How to analyze data properly: Part 2 in a continuing series

Dave Giles is a Professor of Economics who specializes in econometrics.  I read his blog periodically because some of the mathematical methods he uses in his work are relevant to my own.  A few weeks ago he noted a paper by David F. Hendry and Felix Pretis, Some Fallacies in Econometric Modelling of Climate Change.  It got my attention because it had “climate change” in the title.  It’s a gem.  That said, its relation to climate change research is incidental as to why it is.  What makes it a great paper is that Hendry and Pretis (hereafter HP) articulate the essential elements of proper data analysis.  They illustrate how a conclusion can be both “statistically rigorous” and utter nonsense.  More significantly, they provide a checklist of potential pitfalls to avoid in order for your conclusions to hold up.  NB:  Evaluating your own work to establish that you didn’t make one of the critical mistakes on their list is often very challenging.  Having a checklist doesn’t make the evaluation any easier but it’s nice to have a reminder of the types of errors in thinking that you should be looking for.
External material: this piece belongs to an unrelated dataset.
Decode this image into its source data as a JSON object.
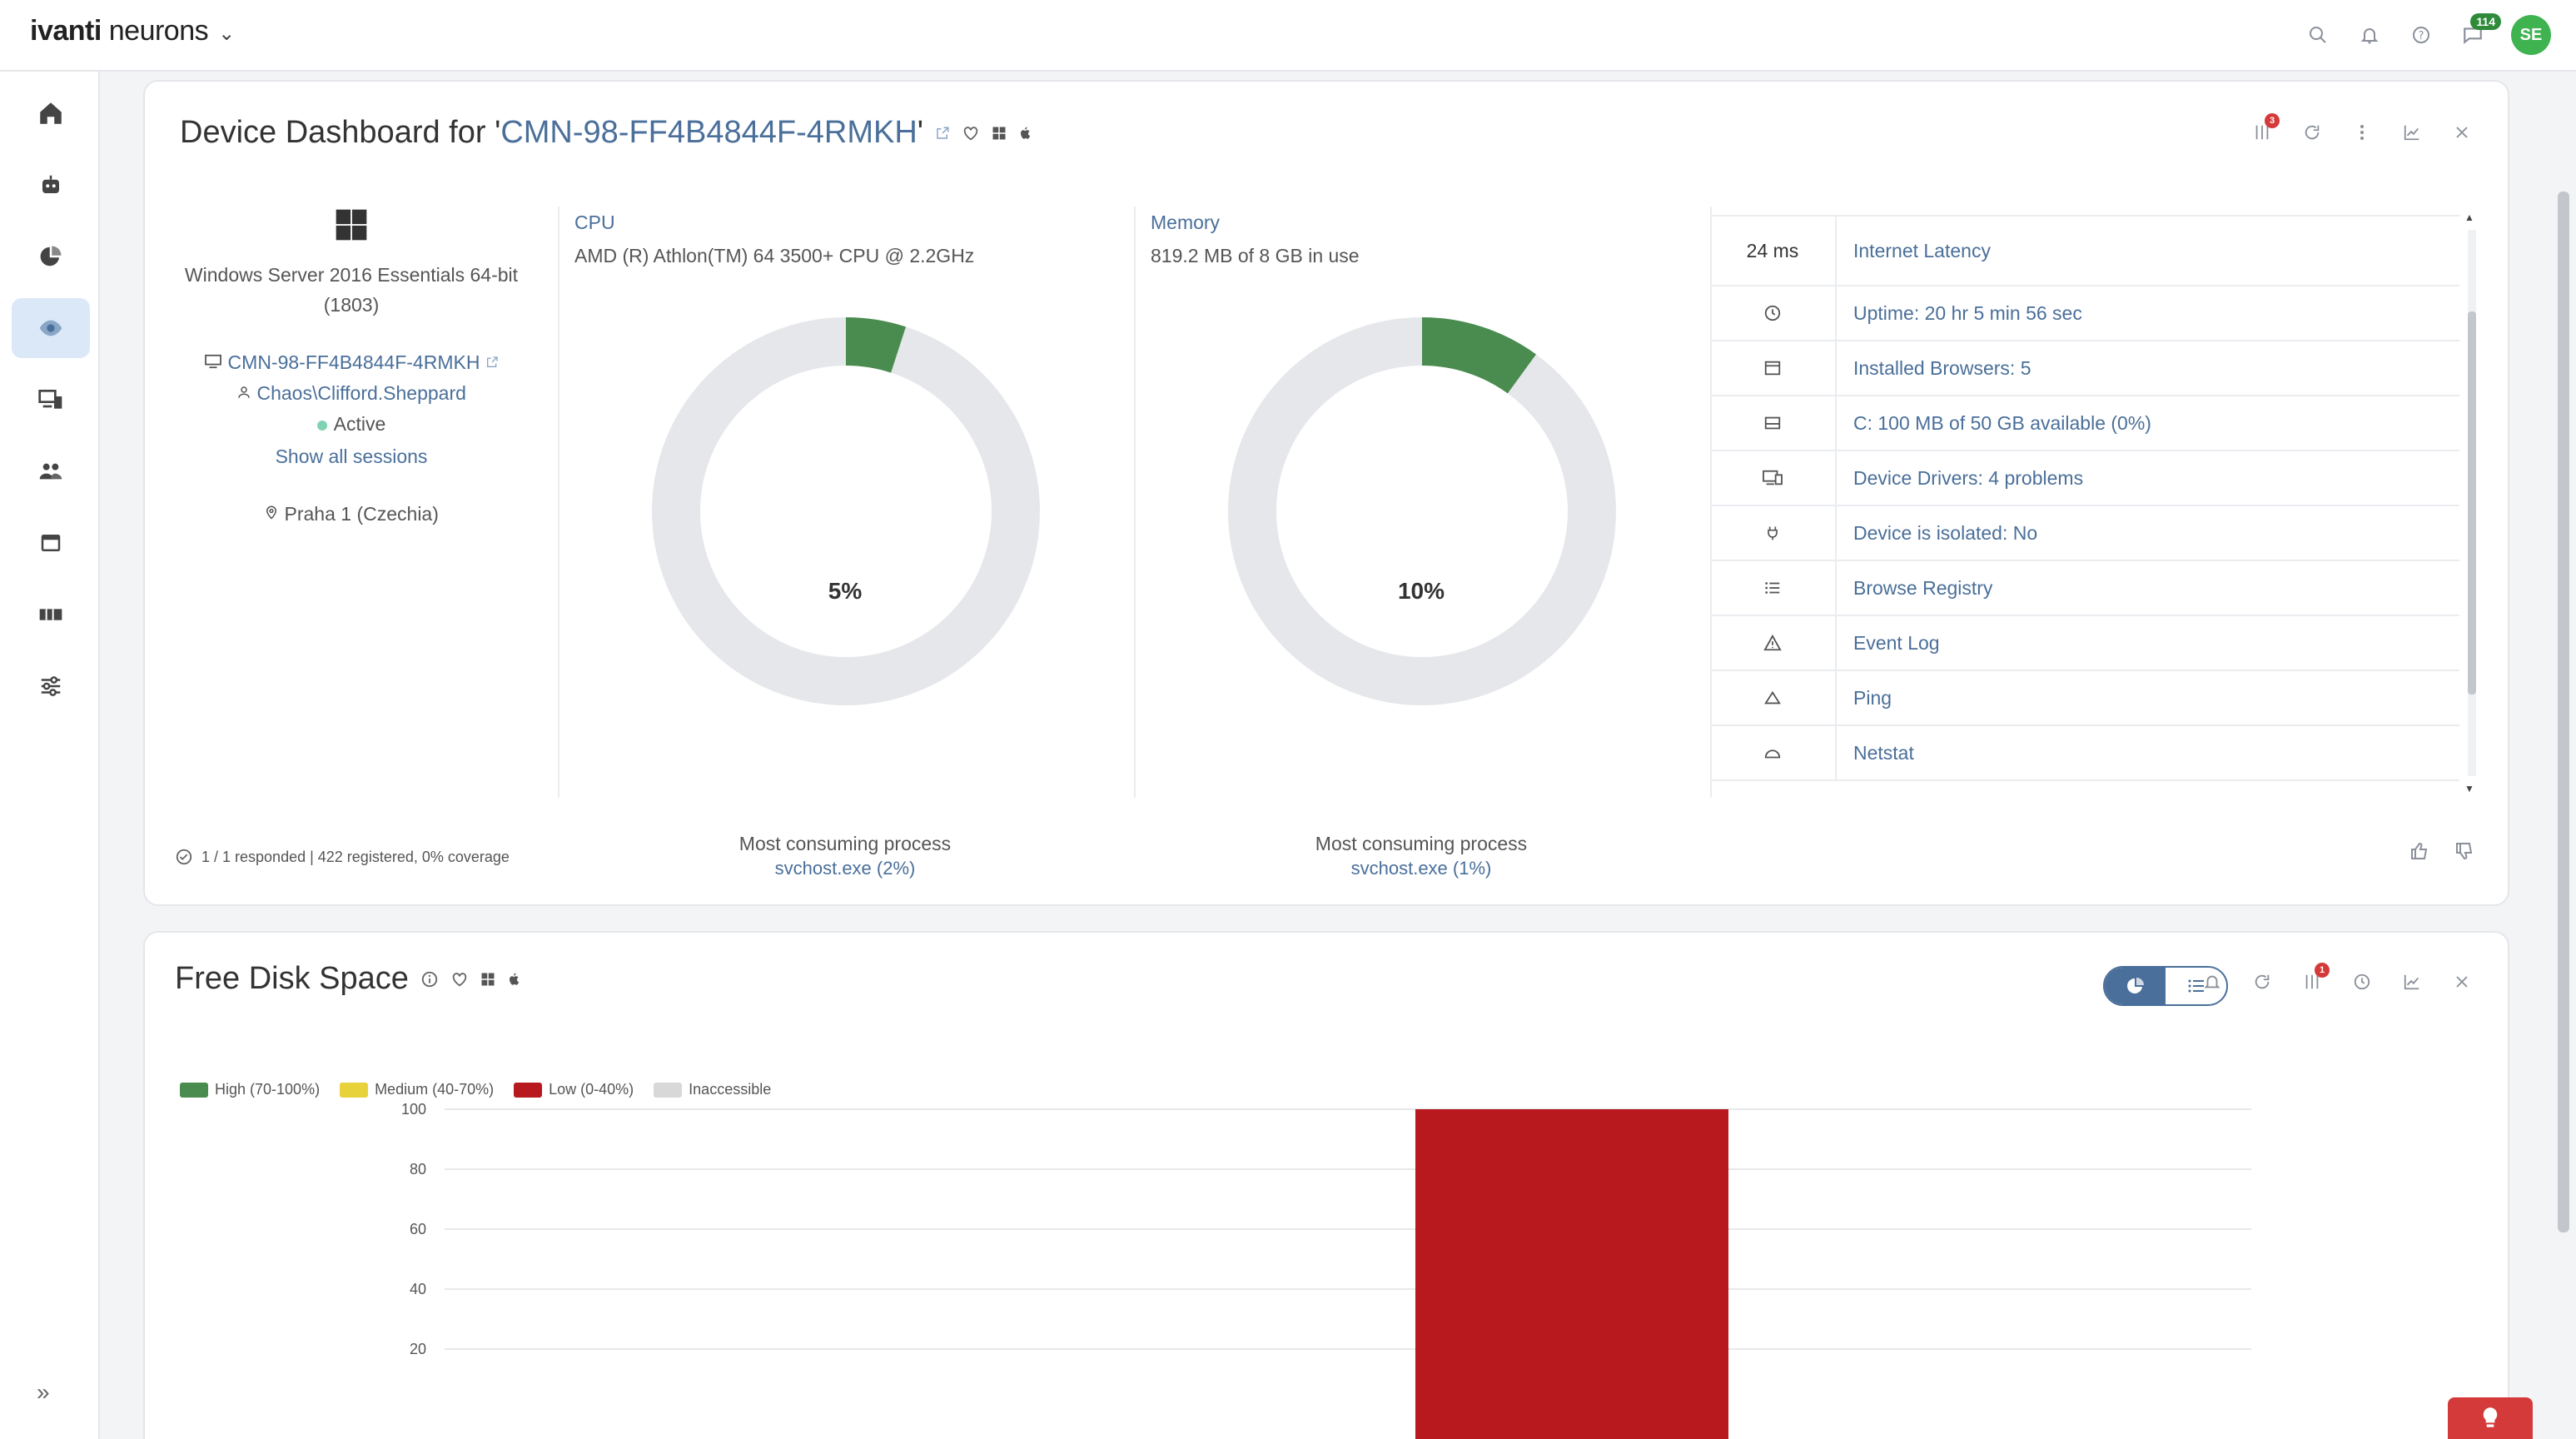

HP begin their paper with an example illustrating the potential pitfalls of a purely statistical analysis (lightly edited from their original):

Consider … total vehicle distances driven in billions of km  … and road fatalities … both for the UK.  It is manifest from the [data] that [distances driven] and [road fatalities] are highly non-stationary (do not have constant means and variances), and have strong opposite trends. Thus the further vehicles drive, the fewer the number of deaths. We can establish that finding ‘rigourously’ by a statistical analysis, but however sophisticated that may be, the implications that road fatalities are not due to moving vehicles, or that we can even reduce road fatalities by more driving, both remain absurd.

The particular example isn’t essential to the argument.  It’s useful in that it provides context main theme.  Statistics are useful but they need to be considered in the context of a model.  You need to think about the model for your observations and checks you can implement to establish that your model is consistent with the data.  HP’s five potential pitfalls of making conclusions based on statistical evidence:

How can ‘statistical evidence’ fly in the face of the obvious?  There are at least five key reasons why such a result occurs:

  1. Omitted variables’ bias (omitting relevant explanatory variables);
  2. Aggregation bias (mixing data from very different populations);
  3. Unmodeled shifts (when a change in legislation or technology shifts a relationship);
  4. Incorrectly modeled relations (when the residuals from the estimated relationship do not satisfy the statistical properties of the assumed error processes, so claimed inferences are invalid); and
  5. Data measurement errors.

All five are powerful distorters as we now briefly discuss.

HP then go on to demolish a paper by Beenstock, Reingewertz, and Paldor (PEG), Polynomial cointegration tests of anthropogenic impact on global warming.  Eq.(1) in PEG foreshadows a lousy paper.  It is.  Most people would just let that go.  HP however turn it into a teachable moment and they do an excellent job of it, i.e., they elaborate on the five pitfalls listed above.  That’s what makes it noteworthy and a particularly good read.

PS  I’ve made all of the five mistakes HP note.   Aggregation bias, non-normal residuals, and modeling errors have been the most common.  (That I’m aware of, at least.)  Aggregation bias has probably been the toughest one to detect although I’d say that modeling errors and non-normal measurement noise have had the most significant consequences on my conclusions.